Un anuncio realizado hace tan sólo unos días por el Secretario General de la FIFA, Jerome Valcke, ha generado un serio malestar en uno de los patrocinadores oficiales del Mundial de Brasil 2014. Valcke anunció que FIFA se estaba planetando seriamente, ante el incremento de incidentes violentos entre aficionados en los estadios, la posibilidad de controlar la venta y consumo de alcohol en los mismos durante los encuentros que restan del Mundial, afirmando que si creen que es preciso controlar la venta de cerveza en los recintos, lo harán.

No es el único miembro FIFA que se ha manifestado en ese sentido.

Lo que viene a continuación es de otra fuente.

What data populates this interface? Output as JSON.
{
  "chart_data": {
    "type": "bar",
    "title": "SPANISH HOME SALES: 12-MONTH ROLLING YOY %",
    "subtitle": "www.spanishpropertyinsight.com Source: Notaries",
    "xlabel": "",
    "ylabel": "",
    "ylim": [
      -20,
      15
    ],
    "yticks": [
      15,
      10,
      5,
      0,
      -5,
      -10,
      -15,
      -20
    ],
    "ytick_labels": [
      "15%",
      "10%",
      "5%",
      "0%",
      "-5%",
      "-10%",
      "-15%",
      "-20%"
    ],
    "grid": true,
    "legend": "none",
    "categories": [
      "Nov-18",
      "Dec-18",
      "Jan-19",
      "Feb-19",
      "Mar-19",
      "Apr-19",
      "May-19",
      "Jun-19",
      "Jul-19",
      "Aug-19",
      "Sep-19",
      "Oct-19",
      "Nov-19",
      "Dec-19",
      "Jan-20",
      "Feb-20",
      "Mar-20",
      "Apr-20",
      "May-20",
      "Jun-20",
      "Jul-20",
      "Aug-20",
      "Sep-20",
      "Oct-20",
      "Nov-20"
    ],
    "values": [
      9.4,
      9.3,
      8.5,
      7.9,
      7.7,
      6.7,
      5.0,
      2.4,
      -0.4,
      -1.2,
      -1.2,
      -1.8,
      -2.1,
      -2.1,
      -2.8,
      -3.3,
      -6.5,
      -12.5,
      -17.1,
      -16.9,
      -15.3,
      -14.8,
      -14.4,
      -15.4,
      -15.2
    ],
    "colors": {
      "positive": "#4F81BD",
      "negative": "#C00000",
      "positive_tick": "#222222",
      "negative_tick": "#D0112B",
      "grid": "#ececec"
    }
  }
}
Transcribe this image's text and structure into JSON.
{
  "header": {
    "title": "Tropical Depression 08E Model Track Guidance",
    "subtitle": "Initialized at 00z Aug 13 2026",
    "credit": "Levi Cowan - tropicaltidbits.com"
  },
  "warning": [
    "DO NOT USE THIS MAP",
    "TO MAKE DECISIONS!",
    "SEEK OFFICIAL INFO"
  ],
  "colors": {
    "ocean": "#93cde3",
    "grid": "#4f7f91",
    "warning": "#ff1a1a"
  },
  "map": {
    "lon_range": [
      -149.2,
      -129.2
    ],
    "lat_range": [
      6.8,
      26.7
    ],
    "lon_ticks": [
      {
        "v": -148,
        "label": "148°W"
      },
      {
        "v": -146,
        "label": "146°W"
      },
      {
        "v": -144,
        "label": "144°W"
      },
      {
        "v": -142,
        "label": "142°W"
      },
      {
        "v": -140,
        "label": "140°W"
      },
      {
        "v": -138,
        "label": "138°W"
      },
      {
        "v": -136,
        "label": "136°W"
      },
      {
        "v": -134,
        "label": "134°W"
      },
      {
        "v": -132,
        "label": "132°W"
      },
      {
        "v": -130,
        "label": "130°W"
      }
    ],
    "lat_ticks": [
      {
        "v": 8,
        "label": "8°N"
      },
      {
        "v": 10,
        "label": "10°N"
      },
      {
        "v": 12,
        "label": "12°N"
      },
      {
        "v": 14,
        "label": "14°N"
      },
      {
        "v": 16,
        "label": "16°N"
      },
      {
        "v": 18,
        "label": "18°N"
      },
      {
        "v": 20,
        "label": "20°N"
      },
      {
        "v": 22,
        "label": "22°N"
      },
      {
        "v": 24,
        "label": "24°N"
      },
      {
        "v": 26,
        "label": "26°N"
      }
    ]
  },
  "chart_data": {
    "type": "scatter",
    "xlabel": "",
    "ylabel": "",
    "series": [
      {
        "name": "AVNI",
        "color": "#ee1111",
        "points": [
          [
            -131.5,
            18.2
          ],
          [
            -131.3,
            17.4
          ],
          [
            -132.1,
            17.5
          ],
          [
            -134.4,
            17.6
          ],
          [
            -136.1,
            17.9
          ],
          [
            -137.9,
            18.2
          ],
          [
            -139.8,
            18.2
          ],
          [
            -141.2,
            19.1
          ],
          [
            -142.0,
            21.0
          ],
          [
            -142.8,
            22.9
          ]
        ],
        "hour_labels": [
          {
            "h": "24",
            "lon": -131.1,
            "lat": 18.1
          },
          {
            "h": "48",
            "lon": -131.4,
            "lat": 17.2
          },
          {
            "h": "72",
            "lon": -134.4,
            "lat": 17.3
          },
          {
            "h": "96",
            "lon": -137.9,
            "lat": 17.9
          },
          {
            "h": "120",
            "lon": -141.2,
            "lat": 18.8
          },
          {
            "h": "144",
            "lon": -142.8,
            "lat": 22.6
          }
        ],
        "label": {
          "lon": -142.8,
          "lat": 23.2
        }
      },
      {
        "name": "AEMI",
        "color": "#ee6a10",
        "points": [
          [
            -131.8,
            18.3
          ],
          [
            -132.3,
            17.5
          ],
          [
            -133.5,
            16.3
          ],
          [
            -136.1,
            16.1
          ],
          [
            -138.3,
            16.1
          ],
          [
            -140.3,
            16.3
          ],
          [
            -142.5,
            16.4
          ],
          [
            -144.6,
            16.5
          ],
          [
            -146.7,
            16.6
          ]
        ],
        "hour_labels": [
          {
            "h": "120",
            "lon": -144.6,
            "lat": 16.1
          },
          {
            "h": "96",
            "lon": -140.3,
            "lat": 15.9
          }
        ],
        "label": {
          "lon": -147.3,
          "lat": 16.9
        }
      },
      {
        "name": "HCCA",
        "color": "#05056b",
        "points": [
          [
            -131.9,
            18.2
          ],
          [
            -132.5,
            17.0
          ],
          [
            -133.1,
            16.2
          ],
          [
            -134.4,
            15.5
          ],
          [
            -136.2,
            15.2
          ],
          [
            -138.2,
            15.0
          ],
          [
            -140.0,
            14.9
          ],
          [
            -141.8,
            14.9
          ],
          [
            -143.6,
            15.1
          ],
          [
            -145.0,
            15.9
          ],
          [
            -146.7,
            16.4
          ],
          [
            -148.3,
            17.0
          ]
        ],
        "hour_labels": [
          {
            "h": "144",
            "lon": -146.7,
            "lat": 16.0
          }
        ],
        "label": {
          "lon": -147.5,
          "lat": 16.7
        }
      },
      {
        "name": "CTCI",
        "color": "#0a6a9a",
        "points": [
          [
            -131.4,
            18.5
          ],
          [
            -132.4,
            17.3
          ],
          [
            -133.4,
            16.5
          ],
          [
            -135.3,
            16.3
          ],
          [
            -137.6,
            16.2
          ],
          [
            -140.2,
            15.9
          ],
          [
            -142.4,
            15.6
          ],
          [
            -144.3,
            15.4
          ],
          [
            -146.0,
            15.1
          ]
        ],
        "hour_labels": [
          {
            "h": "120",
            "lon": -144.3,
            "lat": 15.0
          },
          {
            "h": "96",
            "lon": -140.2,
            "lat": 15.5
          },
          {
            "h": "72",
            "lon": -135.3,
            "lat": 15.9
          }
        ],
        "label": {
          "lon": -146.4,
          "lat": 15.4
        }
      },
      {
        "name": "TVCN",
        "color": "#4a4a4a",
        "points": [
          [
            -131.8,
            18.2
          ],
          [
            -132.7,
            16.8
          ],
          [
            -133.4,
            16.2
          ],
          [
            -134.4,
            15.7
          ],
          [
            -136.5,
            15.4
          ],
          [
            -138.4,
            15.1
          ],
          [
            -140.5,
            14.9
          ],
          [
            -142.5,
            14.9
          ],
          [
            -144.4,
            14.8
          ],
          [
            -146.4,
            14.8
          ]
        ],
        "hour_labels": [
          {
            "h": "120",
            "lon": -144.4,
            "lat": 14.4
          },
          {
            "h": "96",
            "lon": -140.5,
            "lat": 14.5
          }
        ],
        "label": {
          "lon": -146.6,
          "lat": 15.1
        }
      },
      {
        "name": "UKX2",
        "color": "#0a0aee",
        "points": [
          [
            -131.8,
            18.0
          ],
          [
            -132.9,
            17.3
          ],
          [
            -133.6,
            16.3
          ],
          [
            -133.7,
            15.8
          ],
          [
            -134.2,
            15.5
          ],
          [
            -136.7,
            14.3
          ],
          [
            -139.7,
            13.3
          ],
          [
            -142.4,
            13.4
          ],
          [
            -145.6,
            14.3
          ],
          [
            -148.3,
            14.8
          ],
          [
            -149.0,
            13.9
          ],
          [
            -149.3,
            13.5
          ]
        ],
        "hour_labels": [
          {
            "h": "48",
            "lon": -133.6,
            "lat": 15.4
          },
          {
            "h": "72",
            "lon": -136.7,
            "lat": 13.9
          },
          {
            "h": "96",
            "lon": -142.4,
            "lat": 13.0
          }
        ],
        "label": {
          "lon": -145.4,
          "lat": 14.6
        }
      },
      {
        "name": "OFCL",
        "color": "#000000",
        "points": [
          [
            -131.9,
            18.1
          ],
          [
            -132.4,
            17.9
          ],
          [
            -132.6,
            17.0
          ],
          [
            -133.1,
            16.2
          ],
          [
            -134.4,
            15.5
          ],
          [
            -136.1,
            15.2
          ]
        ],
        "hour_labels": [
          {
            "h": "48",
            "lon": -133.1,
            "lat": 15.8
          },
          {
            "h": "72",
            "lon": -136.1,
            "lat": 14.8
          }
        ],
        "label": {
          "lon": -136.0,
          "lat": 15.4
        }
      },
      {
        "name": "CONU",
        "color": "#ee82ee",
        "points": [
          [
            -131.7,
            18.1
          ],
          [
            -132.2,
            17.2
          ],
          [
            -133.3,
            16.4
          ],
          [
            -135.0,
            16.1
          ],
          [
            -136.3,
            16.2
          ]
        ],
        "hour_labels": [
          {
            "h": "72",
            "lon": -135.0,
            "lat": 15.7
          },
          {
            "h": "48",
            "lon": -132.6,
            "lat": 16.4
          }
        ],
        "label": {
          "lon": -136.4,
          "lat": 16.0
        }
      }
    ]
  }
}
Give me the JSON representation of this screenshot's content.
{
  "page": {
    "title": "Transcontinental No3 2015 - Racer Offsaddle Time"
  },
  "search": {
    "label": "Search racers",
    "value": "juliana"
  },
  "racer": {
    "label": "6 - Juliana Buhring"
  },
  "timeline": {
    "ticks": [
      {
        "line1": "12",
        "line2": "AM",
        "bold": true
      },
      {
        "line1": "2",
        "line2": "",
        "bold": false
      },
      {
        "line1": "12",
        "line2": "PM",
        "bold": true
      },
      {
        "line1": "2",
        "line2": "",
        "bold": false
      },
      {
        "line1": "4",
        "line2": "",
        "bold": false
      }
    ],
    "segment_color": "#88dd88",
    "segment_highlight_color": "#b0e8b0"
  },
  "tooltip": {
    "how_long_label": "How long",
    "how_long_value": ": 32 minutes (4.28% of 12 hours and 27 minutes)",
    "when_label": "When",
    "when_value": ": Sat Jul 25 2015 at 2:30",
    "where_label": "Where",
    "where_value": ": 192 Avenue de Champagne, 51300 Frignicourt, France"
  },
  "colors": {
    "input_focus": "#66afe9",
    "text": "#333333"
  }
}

Días antes, nada más concluir el encuentro entre Ecuador y Francia, la Directora de Relaciones con los Medios Delia Fischer, manifestó igualmente que “si se ve necesario, tomaremos medidas relativas al consumo de algohol para los partidos”.

Budweiser, pendiente de la decisión

Pero si las afirmaciones de FIFA han cogido a alguien completamente fuera de lugar, esa no ha sido otra que la marca de cervezas Budweiser, patrocinadora oficial del organismo y la única autorizada para vender alcohol dentro de los recintos deportivos.

La marca aporta una ingente suma de dinero a la FIFA para lograr ser considerada cerveza oficial del torneo, lo que le garantiza ser la única encargada del suministro y venta de cerveza dentro de los terrenos de juego, un negocio verdaderamente lucrativo. Sólo en el Mundial de Sudáfrica 2010, la venta de cerveza en los estadios arrojó un beneficio de 8 millones de euros. Una suspensión en la concesión de dicha licencia, además de originarle a la FIFA serios problemas legales con su patrocinador, provocaría en la compañía pérdidas millonarias que ya corrió el riesgo de sufrirlas cuando las autoridades brasileñas se planteaban autorizar el volver a permitir, de manera excepcional, la venta de cervezas dentro de los estadios.

Las autoridades brasileñas no salen de su asombro

Y si sorprendidos están en Budweiser, no lo están menos en las autoridades brasileñas, que no logran salir de su asombro. Uno de los grandes puntos de discordia para la celebración del Mundial fue el advenimiento de las autoridades brasileñas a transigir con las exigentes normas FIFA, alguna de las cuales han obligado incluso a cambiar la legislación de Brasil de manera excepcional para el Mundial al objeto de poder cumplir con todas las pretensiones que desde FIFA se planteaban.

Una de esas modificaciones en la legislación brasileña que más crítica y polémica suscitó y que llegó incluso a amenazar con la no celebración del Mundial en suelo brasileño fue la aprobación de la conocida como Ley de la cerveza o Ley Budweiser, por el nombre del patrocinador de la FIFA. Brasil eliminó el alcohol de su venta en los estadios en el año
2003 como medida para tratar de disminuir el incremento de la violencia
en los partidos de fútbol, un problema que cada vez era más acauciante
en el país brasileño.

Con la aprobación de la citada ley que permitía volver a vender alcohol en los campos de fútbol, no fueron pocas
las voces en contra incluso desde dentro del propio gobierno, pues el
propio ministro de Salud del país insistió en la necesidad de no
levantar la prohibición por mucho que lo exigiera la FIFA. Sin embargo, esa insistencia cayó en saco roto con la aprobación final de la ley.

Ese hecho hizo que la
FIFA mostrara su agrado con la decisión adoptada por las autoridades
brasileñas, manifestando al respecto que esas condiciones eran “innegociables”, pudiendo poner en riesgo incluso, en caso de no
acatarse, la celebración del Mundial, en una actitud que muchos catalogaron ya entonces como mínimo de arrogante.


Ahora, este intento de la FIFA de despejar balones y eximirse de las responsabilidades que la venta de alcohol en los estadios pudiera estar generando con la suspensión y prohibición de la misma no deja de asombrar a todos cuantos se opusieron en su día a su aprobación, muchos de los cuales ya vaticinaron entonces lo que produciría el volver a vender alcohol en los campos de fútbol.